You can then start a measurement using one of your root hints:
$ python3 shrugd-create.py iana-root.txt
Currently (2015-Q4) the RIPE Atlas probes have two ways to perform DNS lookups:
- They can do a lookup using the local resolver of the probe's network, or
- The RIPE Atlas central server can perform DNS lookups before sending a measurement to the probe.
While this is satisfactory for most experiments, in some cases more control of the resolution process would be desirable. For example, the Yeti Project (https://yeti-dns.org/) uses an different set of root hints and needs to kick off resolution differently.
Fortunately, the RIPE Atlas probes are quite flexible and can send DNS packets with almost arbitrary contents. The approach in shrugd is to emulate the DNS resolution process by sending packets similar to the ones that a real DNS resolver would use.

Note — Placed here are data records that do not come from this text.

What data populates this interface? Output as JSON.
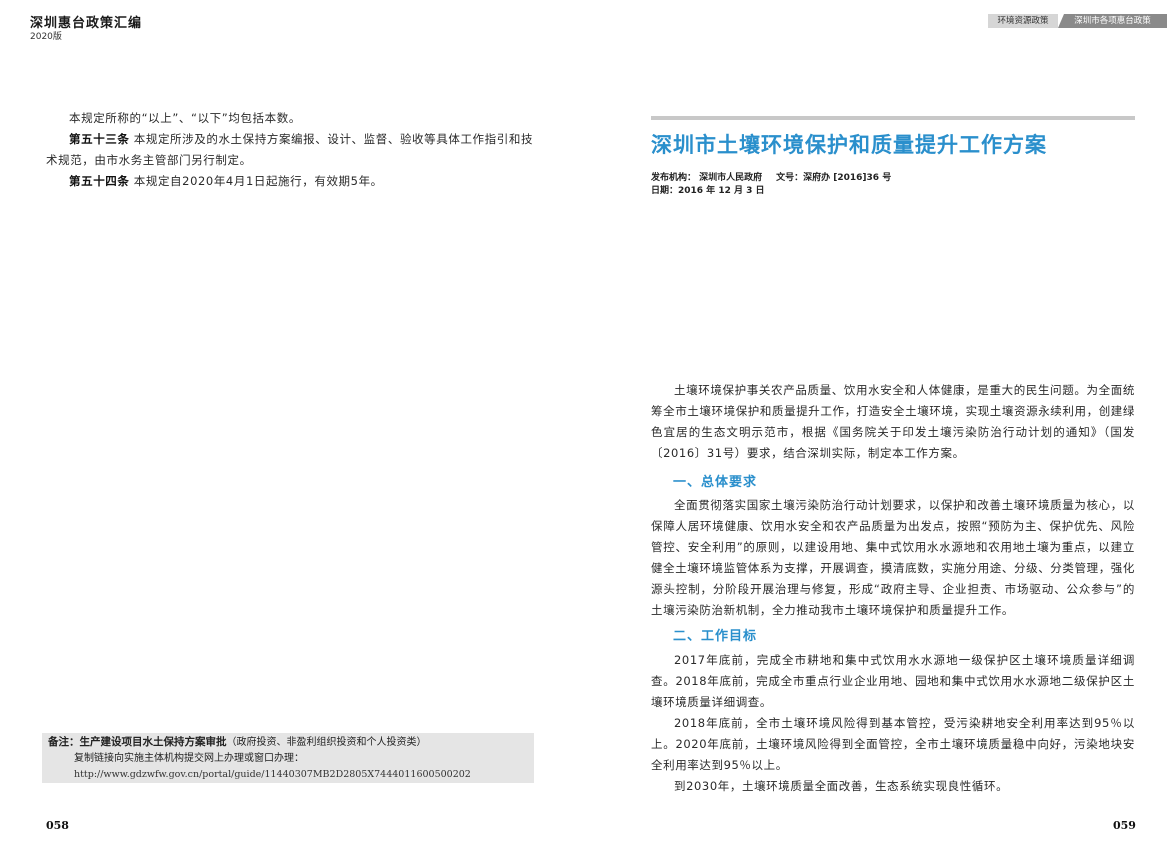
{
  "left_page": {
    "book_title": "深圳惠台政策汇编",
    "book_year": "2020版",
    "line1": "本规定所称的“以上”、“以下”均包括本数。",
    "art53_label": "第五十三条",
    "art53_text": " 本规定所涉及的水土保持方案编报、设计、监督、验收等具体工作指引和技术规范，由市水务主管部门另行制定。",
    "art54_label": "第五十四条",
    "art54_text": " 本规定自2020年4月1日起施行，有效期5年。",
    "note": {
      "label": "备注：生产建设项目水土保持方案审批",
      "paren": "（政府投资、非盈利组织投资和个人投资类）",
      "line2": "复制链接向实施主体机构提交网上办理或窗口办理：",
      "url": "http://www.gdzwfw.gov.cn/portal/guide/11440307MB2D2805X7444011600500202"
    },
    "page_number": "058"
  },
  "right_page": {
    "tab_category": "环境资源政策",
    "tab_section": "深圳市各项惠台政策",
    "title": "深圳市土壤环境保护和质量提升工作方案",
    "meta_issuer": "发布机构：  深圳市人民政府",
    "meta_docno": "文号：深府办 [2016]36 号",
    "meta_date": "日期：2016 年 12 月 3 日",
    "intro": "土壤环境保护事关农产品质量、饮用水安全和人体健康，是重大的民生问题。为全面统筹全市土壤环境保护和质量提升工作，打造安全土壤环境，实现土壤资源永续利用，创建绿色宜居的生态文明示范市，根据《国务院关于印发土壤污染防治行动计划的通知》（国发〔2016〕31号）要求，结合深圳实际，制定本工作方案。",
    "h1": "一、总体要求",
    "p1": "全面贯彻落实国家土壤污染防治行动计划要求，以保护和改善土壤环境质量为核心，以保障人居环境健康、饮用水安全和农产品质量为出发点，按照“预防为主、保护优先、风险管控、安全利用”的原则，以建设用地、集中式饮用水水源地和农用地土壤为重点，以建立健全土壤环境监管体系为支撑，开展调查，摸清底数，实施分用途、分级、分类管理，强化源头控制，分阶段开展治理与修复，形成“政府主导、企业担责、市场驱动、公众参与”的土壤污染防治新机制，全力推动我市土壤环境保护和质量提升工作。",
    "h2": "二、工作目标",
    "p2": "2017年底前，完成全市耕地和集中式饮用水水源地一级保护区土壤环境质量详细调查。2018年底前，完成全市重点行业企业用地、园地和集中式饮用水水源地二级保护区土壤环境质量详细调查。",
    "p3": "2018年底前，全市土壤环境风险得到基本管控，受污染耕地安全利用率达到95％以上。2020年底前，土壤环境风险得到全面管控，全市土壤环境质量稳中向好，污染地块安全利用率达到95％以上。",
    "p4": "到2030年，土壤环境质量全面改善，生态系统实现良性循环。",
    "page_number": "059"
  }
}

The software uses the RIPE Atlas streaming API. This returns the results from each measurement as they complete. In this way it performs somewhat like a real resolver in that packets are sent as needed and responses received asynchronously and processed in real time.
The basic approach is to start at the top of the DNS hierarchy (the root) and then progress down label by label until an answer for the question asked is received. Basically this works like this:
- Send a query for the desired name to each of the IP addresses in the hints.
- When the first reply for the current level completes, see if an answer is in the reply. If so, then we are done!
- If the first reply contains no answer, but does contain an authority section with NS records, then get the addresses for those NS records and send a query for the desired name to each of those IP addresses. Goto step #2.
In step #3, we use the IP addresses listed in the additional section as the IP addresses for our NS servers, if they are present (this is glue). If there is no glue (for example if the NS servers are out-of-bailiwick), then shrugd looks up the IP addresses locally using the local DNS resolver. It is possible to perform full recursion to get this information, but this is a simplifying step and makes the resolution much more straightforward.
This process performs a superset of what a normal resolver will do. Firstly, a resolver will typically not send the query to all authority servers at a given level of the hierarchy. Secondly, a real resolver will typically have most of the information cached very quickly - certainly the root and TLD name servers. Thirdly, a real resolver will use RTT information about IP addresses to prefer specific servers.
We use the superset since we can't know the cache behavior. What we can do is look at the full set of results and make some analysis about possible resolver behavior, setting lower-bounds and upper-bounds on performance, and making guesses about expected results.
Right now probe selection is out of scope, but the measurement can be conducted separately on different probes as desired.